『夜の門』 Les Portes De La Nuit (仏) 1946年制作
監督 マルセル・カルネ
音楽 ジョゼフ・コスマ
主演 ジャン・ディエゴ … イヴ・モンタン
マルー … ナタリー・ナティエ
レイモン・レキュイエ … レイモン・ビュセール
ギー … セルジュ・レジアニ
エチエネット … ダニー・ロバン
ジョルジュ … ピエール・ブラッスール
運命(浮浪者) … ジャン・ヴィラール
主題歌 『枯葉』 ( Les Feuilles Mortes ) 唄・ナタリー・ナティエ
巨匠マルセル・カルネの日本未公開作品で、ナチ解放後のパリを舞台にして運命の糸に操られるように愛し合う男女の悲話。

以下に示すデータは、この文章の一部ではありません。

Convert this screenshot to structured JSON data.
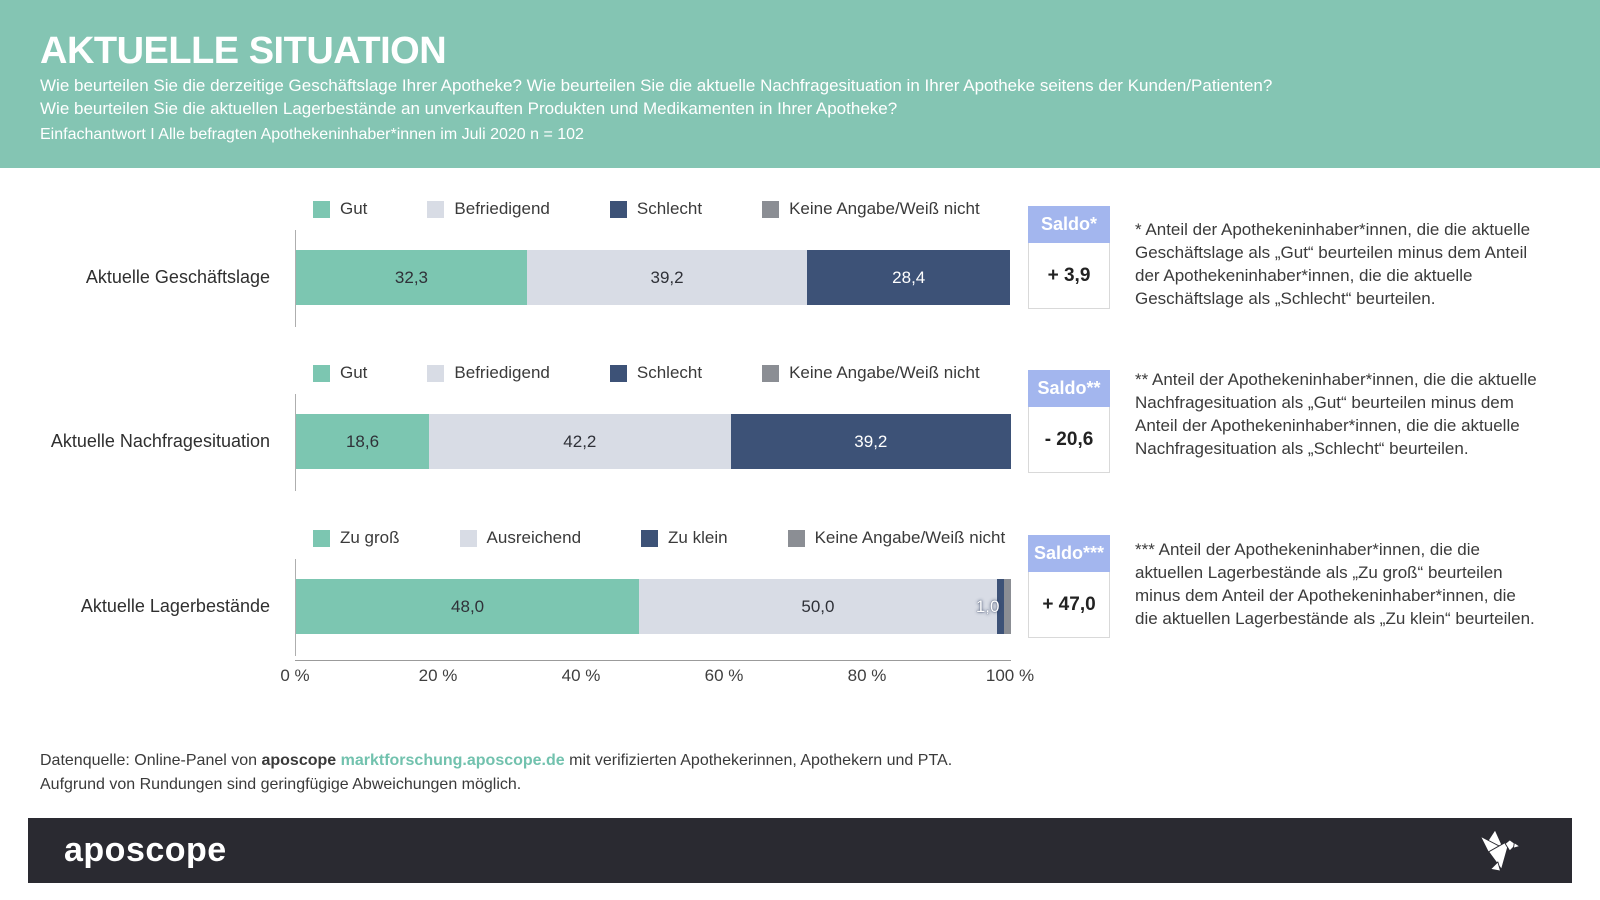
{
  "header": {
    "title": "AKTUELLE SITUATION",
    "subtitle_line1": "Wie beurteilen Sie die derzeitige Geschäftslage Ihrer Apotheke? Wie beurteilen Sie die aktuelle Nachfragesituation in Ihrer Apotheke seitens der Kunden/Patienten?",
    "subtitle_line2": "Wie beurteilen Sie die aktuellen Lagerbestände an unverkauften Produkten und Medikamenten in Ihrer Apotheke?",
    "meta": "Einfachantwort I Alle befragten Apothekeninhaber*innen im Juli 2020 n = 102"
  },
  "colors": {
    "header_teal": "#84c5b3",
    "bar_teal": "#7cc6b1",
    "bar_lightgray": "#d8dce5",
    "bar_navy": "#3d5277",
    "bar_gray": "#8b8e94",
    "saldo_header": "#a3b6ee",
    "footer_black": "#2a2a31",
    "link_teal": "#72c2ae"
  },
  "chart_data": {
    "type": "bar",
    "orientation": "horizontal-stacked",
    "unit": "%",
    "legend_position": "top",
    "x_axis": {
      "range": [
        0,
        100
      ],
      "ticks": [
        "0 %",
        "20 %",
        "40 %",
        "60 %",
        "80 %",
        "100 %"
      ]
    },
    "charts": [
      {
        "label": "Aktuelle Geschäftslage",
        "legend": [
          {
            "label": "Gut",
            "color": "#7cc6b1"
          },
          {
            "label": "Befriedigend",
            "color": "#d8dce5"
          },
          {
            "label": "Schlecht",
            "color": "#3d5277"
          },
          {
            "label": "Keine Angabe/Weiß nicht",
            "color": "#8b8e94"
          }
        ],
        "segments": [
          {
            "label": "Gut",
            "value": 32.3,
            "display": "32,3",
            "color": "#7cc6b1",
            "text": "#2f3138"
          },
          {
            "label": "Befriedigend",
            "value": 39.2,
            "display": "39,2",
            "color": "#d8dce5",
            "text": "#2f3138"
          },
          {
            "label": "Schlecht",
            "value": 28.4,
            "display": "28,4",
            "color": "#3d5277",
            "text": "#ffffff"
          }
        ],
        "saldo": {
          "label": "Saldo*",
          "value": "+ 3,9"
        },
        "note": "* Anteil der Apothekeninhaber*innen, die die aktuelle Geschäftslage als „Gut“ beurteilen minus dem Anteil der Apothekeninhaber*innen, die die aktuelle Geschäftslage als „Schlecht“ beurteilen."
      },
      {
        "label": "Aktuelle Nachfragesituation",
        "legend": [
          {
            "label": "Gut",
            "color": "#7cc6b1"
          },
          {
            "label": "Befriedigend",
            "color": "#d8dce5"
          },
          {
            "label": "Schlecht",
            "color": "#3d5277"
          },
          {
            "label": "Keine Angabe/Weiß nicht",
            "color": "#8b8e94"
          }
        ],
        "segments": [
          {
            "label": "Gut",
            "value": 18.6,
            "display": "18,6",
            "color": "#7cc6b1",
            "text": "#2f3138"
          },
          {
            "label": "Befriedigend",
            "value": 42.2,
            "display": "42,2",
            "color": "#d8dce5",
            "text": "#2f3138"
          },
          {
            "label": "Schlecht",
            "value": 39.2,
            "display": "39,2",
            "color": "#3d5277",
            "text": "#ffffff"
          }
        ],
        "saldo": {
          "label": "Saldo**",
          "value": "- 20,6"
        },
        "note": "** Anteil der Apothekeninhaber*innen, die die aktuelle Nachfragesituation als „Gut“ beurteilen minus dem Anteil der Apothekeninhaber*innen, die die aktuelle Nachfragesituation als „Schlecht“ beurteilen."
      },
      {
        "label": "Aktuelle Lagerbestände",
        "legend": [
          {
            "label": "Zu groß",
            "color": "#7cc6b1"
          },
          {
            "label": "Ausreichend",
            "color": "#d8dce5"
          },
          {
            "label": "Zu klein",
            "color": "#3d5277"
          },
          {
            "label": "Keine Angabe/Weiß nicht",
            "color": "#8b8e94"
          }
        ],
        "segments": [
          {
            "label": "Zu groß",
            "value": 48.0,
            "display": "48,0",
            "color": "#7cc6b1",
            "text": "#2f3138"
          },
          {
            "label": "Ausreichend",
            "value": 50.0,
            "display": "50,0",
            "color": "#d8dce5",
            "text": "#2f3138"
          },
          {
            "label": "Zu klein",
            "value": 1.0,
            "display": "1,0",
            "color": "#3d5277",
            "text": "#ffffff",
            "overflow": true
          },
          {
            "label": "Keine Angabe/Weiß nicht",
            "value": 1.0,
            "display": "",
            "color": "#8b8e94",
            "text": "#ffffff"
          }
        ],
        "saldo": {
          "label": "Saldo***",
          "value": "+ 47,0"
        },
        "note": "*** Anteil der Apothekeninhaber*innen, die die aktuellen Lagerbestände als „Zu groß“ beurteilen minus dem Anteil der Apothekeninhaber*innen, die die aktuellen Lagerbestände als „Zu klein“ beurteilen."
      }
    ]
  },
  "footer": {
    "source": {
      "prefix": "Datenquelle: Online-Panel von ",
      "brand": "aposcope",
      "link": "marktforschung.aposcope.de",
      "suffix": " mit verifizierten Apothekerinnen, Apothekern und PTA."
    },
    "rounding": "Aufgrund von Rundungen sind geringfügige Abweichungen möglich."
  },
  "brandbar": {
    "logo_text": "aposcope",
    "icon": "origami-bird-icon"
  }
}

ジャンはレジスタンス仲間のレイモンが死んだことを伝えるためにレイモン家を訪れたがレイモンは生き延びていて驚く。ジャンは
レイモン一家とレストランを訪れた時にハーモニカを奏でていた運命と名乗る不審者に不吉な予告を受ける。そんな夜、ジャンは
夫との諍いが絶えないマル―に出会い、二人は聞こえてきたハーモニカの音に操られるようにダンスを踊りだす。表に出た二人
は車で駆けつけたマル―の夫ジョルジュに出くわし、ジョルジュは拳銃でマル―を撃つ。ジャンは病院でマル―の死を見届けて
夜明けの道をさまよう。
主題歌の『枯葉』はジャック・プレヴェール作詞、ジョゼフ・コスマ作曲によるシャンソンの代表的な名曲です。元はジョゼフ・コスマ
がローラン・プチ・バレエ団のために作曲したものですが、映画『夜の門』のためにジャック・プレヴェールが詩を付けました。

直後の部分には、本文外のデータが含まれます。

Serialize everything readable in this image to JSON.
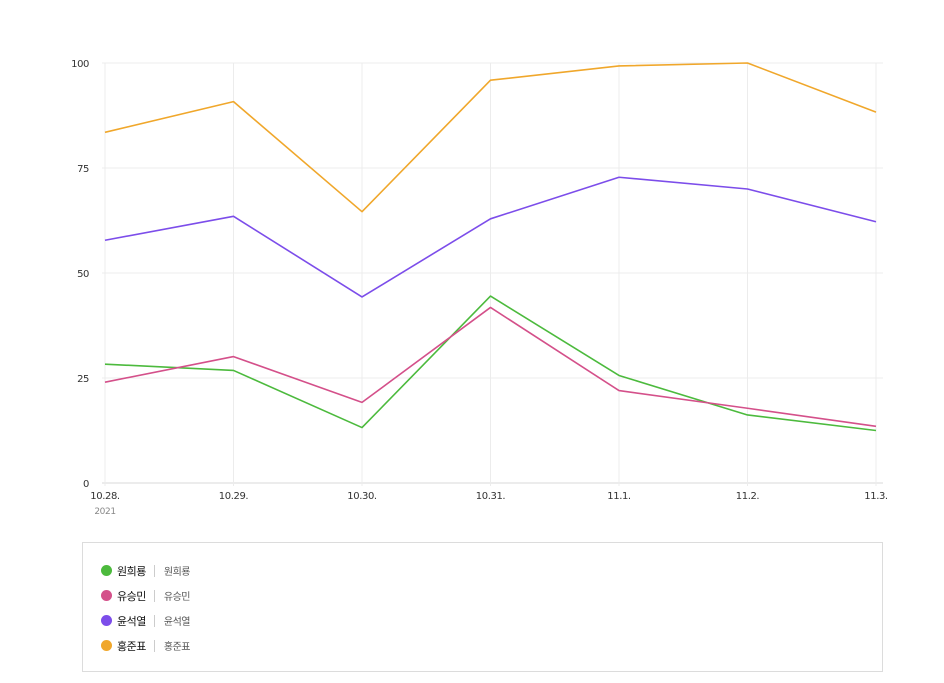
{
  "chart_data": {
    "type": "line",
    "categories": [
      "10.28.",
      "10.29.",
      "10.30.",
      "10.31.",
      "11.1.",
      "11.2.",
      "11.3."
    ],
    "year_label": "2021",
    "ylim": [
      0,
      100
    ],
    "yticks": [
      0,
      25,
      50,
      75,
      100
    ],
    "ytick_labels": [
      "0",
      "25",
      "50",
      "75",
      "100"
    ],
    "grid": true,
    "title": "",
    "xlabel": "",
    "ylabel": "",
    "series": [
      {
        "name": "원희룡",
        "sub": "원희룡",
        "color": "#4cba3d",
        "values": [
          28.3,
          26.8,
          13.2,
          44.5,
          25.6,
          16.2,
          12.5
        ]
      },
      {
        "name": "유승민",
        "sub": "유승민",
        "color": "#d4508a",
        "values": [
          24.0,
          30.1,
          19.2,
          41.8,
          22.0,
          17.8,
          13.5
        ]
      },
      {
        "name": "윤석열",
        "sub": "윤석열",
        "color": "#7c4dea",
        "values": [
          57.8,
          63.5,
          44.3,
          62.9,
          72.8,
          70.0,
          62.2
        ]
      },
      {
        "name": "홍준표",
        "sub": "홍준표",
        "color": "#f0a72b",
        "values": [
          83.5,
          90.8,
          64.6,
          95.9,
          99.3,
          100.0,
          88.3
        ]
      }
    ]
  }
}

映画ではレストランのシーンでイヴ・モンタンが口ずさむようにほんのわずかだけ唄っています。また物置のような場所で主役
の二人が踊り狂うシーンでも流れていました。印象としてはイヴ・モンタンよりも浮浪者によるハーモニカやナタリー・ナティエの
唄の方がインパクトがありました。
Oh! je voudrais tant que tu te souviennes
Des jours heureux ou nous étions amis
~
C'est une chanson Qui nous ressemble
Toi tu m'aimais Et je t'aimais
Nous vivions tous Les deux ensemble
Toi qui m'aimais Moi qui t'aimais
↓は映画から『枯葉』 YOUTUBEより
↓はイヴ・モンタンの『枯葉』 YOUTUBEより
この映画は当初ジャン・ギャバンとマレーネ・ディートリッヒで撮る予定だったのが二人が降りたために仕方なくモンタンに主役が
回って来たようです。その結果、『枯葉』がイヴ・モンタンの持ち歌となった上、駆け出しの新人であった彼を一躍シャンソン界の
帝王、はたまた世界の恋人へとのし上げることになりました。この映画によって彼の生涯を一変させることになったわけですから
これもまた"運命"なのでしょう。